Temmuz ayı içinde çok sayıda zikredilmesi gereken tarihi olay bulunmaktadır.

Bu yazımızda birkaç tanesini ele alarak günümüzle ilgili boyutlarıyla beraber bazı noktalara temas edeceğiz.

Öncelikle yirmibeş yıl önce yaşanmış ve acısı ilk günkü gibi  canlı duran  bir olayın yıldönümü ile başlamak istiyoruz.

1991 ile 1995 yılları arasında tüm şiddetiyle süren Bosna Savaşı’nın en karanlık günlerinin başında gelen 11 Temmuz 1995 Srebrenitsa Katliamından söz ediyoruz.

Bu tarihte Sırplar tarafından Birleşmiş Milletler koruması altındaki “güvenli bölge” ilan edilmiş Srebrenitsa’da, yaklaşık 8.400 Müslüman Boşnak — erkek, kadın, çocuk — katledilmişti.

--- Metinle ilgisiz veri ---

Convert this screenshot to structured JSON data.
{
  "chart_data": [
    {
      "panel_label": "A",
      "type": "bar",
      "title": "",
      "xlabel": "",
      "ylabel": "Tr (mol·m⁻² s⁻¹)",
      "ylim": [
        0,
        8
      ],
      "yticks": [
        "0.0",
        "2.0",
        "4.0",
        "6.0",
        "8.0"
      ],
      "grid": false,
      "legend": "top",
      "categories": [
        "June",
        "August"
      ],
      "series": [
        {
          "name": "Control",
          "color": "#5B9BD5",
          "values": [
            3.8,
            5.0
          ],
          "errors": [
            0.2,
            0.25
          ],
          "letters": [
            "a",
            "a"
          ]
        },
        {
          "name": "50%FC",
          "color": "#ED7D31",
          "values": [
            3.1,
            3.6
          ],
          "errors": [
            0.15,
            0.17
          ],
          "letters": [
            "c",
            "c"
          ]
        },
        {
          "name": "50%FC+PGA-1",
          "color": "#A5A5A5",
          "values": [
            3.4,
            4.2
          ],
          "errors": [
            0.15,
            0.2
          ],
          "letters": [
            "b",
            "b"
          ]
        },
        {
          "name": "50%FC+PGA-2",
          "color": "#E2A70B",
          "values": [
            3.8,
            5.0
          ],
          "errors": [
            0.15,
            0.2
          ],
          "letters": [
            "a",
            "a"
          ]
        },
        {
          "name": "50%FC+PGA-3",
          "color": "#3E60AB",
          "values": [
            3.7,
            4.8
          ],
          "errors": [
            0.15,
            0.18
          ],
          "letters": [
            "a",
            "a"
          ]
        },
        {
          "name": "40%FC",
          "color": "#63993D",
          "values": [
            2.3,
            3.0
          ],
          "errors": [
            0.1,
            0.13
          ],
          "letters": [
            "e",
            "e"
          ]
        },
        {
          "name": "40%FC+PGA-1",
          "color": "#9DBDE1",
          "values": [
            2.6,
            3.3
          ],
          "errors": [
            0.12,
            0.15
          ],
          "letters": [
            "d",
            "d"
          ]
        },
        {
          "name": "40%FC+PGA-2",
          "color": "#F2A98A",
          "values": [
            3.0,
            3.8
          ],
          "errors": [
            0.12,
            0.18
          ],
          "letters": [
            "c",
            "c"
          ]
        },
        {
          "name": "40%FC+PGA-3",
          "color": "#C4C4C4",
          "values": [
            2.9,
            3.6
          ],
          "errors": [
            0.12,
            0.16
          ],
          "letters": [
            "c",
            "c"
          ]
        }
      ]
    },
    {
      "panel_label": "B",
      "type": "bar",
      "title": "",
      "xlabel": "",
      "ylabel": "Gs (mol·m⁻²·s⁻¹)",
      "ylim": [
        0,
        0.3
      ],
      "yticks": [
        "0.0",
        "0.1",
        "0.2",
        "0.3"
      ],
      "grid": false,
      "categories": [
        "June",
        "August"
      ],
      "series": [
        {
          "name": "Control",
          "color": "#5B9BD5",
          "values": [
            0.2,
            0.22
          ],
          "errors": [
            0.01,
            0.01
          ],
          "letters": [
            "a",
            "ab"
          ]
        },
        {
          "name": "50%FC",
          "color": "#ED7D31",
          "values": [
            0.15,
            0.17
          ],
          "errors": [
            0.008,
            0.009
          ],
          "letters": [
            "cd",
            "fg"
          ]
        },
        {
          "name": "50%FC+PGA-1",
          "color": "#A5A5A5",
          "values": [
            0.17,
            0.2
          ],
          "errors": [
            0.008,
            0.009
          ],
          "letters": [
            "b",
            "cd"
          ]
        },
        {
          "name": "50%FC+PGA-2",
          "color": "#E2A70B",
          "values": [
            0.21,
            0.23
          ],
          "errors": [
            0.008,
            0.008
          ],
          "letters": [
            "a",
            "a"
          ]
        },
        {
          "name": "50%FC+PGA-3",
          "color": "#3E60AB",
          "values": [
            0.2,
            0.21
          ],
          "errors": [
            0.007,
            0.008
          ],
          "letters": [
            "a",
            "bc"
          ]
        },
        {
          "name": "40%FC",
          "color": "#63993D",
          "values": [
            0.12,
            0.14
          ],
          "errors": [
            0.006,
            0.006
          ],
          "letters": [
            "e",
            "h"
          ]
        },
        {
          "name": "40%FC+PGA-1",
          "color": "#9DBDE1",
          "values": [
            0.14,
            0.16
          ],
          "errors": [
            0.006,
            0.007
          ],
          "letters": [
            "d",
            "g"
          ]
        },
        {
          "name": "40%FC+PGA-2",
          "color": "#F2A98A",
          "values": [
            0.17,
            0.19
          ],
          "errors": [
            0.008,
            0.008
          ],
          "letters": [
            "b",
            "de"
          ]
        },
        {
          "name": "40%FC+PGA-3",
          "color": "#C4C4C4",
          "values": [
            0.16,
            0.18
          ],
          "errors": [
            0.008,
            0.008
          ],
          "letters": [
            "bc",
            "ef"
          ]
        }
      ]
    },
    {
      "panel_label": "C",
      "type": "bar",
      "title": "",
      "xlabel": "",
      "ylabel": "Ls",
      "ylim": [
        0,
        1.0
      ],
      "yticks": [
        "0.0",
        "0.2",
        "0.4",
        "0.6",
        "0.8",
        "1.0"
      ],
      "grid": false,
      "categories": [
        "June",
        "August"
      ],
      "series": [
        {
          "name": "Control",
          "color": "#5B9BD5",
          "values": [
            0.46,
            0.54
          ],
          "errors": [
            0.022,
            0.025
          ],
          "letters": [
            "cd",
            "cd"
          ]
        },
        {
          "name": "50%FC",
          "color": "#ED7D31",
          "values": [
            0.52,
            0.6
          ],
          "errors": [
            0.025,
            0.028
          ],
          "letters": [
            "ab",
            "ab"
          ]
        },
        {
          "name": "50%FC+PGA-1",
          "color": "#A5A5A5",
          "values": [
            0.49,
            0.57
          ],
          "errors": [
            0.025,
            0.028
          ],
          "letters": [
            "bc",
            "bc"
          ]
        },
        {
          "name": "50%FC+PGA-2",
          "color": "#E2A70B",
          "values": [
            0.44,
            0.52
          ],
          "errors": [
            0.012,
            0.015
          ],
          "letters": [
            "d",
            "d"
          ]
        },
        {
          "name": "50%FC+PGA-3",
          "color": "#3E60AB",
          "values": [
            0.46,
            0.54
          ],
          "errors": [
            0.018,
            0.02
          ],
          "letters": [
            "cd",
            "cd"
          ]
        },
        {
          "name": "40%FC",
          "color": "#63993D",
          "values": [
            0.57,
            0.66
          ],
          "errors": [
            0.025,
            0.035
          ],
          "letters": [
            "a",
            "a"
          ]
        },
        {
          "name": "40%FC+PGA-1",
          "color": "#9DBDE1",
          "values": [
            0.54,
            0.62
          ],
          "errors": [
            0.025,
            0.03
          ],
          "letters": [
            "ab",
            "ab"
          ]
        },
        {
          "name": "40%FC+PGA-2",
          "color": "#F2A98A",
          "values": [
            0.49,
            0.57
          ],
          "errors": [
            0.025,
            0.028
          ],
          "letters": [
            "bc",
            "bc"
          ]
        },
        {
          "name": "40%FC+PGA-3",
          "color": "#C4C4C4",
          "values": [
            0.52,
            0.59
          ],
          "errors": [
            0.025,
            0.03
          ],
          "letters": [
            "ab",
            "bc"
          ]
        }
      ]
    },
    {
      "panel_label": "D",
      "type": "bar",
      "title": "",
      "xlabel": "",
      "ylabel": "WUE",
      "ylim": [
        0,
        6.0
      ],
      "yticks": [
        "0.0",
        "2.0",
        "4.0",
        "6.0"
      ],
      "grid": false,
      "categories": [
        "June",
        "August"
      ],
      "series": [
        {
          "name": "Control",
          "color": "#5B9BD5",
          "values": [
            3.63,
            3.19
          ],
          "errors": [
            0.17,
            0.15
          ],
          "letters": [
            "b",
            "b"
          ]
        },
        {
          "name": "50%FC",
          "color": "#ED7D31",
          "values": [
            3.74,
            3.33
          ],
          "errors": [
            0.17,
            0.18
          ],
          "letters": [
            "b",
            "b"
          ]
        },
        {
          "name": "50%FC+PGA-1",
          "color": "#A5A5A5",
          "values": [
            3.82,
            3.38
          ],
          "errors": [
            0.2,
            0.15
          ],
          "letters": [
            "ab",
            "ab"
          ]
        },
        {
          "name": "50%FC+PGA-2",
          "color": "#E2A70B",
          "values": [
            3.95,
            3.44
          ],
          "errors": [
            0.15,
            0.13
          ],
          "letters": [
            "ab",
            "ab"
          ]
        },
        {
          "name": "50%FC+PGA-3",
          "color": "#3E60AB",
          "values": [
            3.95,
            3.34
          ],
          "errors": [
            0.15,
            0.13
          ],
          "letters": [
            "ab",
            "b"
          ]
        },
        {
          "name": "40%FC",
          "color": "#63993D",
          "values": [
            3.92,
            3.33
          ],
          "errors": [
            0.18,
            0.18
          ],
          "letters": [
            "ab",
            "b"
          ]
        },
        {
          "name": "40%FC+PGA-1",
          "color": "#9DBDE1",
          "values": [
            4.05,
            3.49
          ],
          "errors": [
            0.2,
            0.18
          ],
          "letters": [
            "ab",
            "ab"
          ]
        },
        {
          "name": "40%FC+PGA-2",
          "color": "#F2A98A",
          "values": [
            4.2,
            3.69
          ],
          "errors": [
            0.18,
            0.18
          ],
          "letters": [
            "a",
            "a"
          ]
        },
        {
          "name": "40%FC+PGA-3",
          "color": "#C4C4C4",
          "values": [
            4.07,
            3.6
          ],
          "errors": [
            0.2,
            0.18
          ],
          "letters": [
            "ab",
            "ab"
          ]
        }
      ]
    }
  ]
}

Birleşmiş Milletler adına bölgede görev yapan Hollandalı askerler, ne yazık ki bu katliamı engelleyemediler veya engellemediler, diye de ifade edebiliriz. Diğer batılı ülkeler de bu olaya maalesef sadece seyirci kaldılar. O bölgedeki Müslümanların silahları toplandı, Sırpların adeta önü açıldı ve bu insanlık dışı kıyım göz göre göre yaşandı.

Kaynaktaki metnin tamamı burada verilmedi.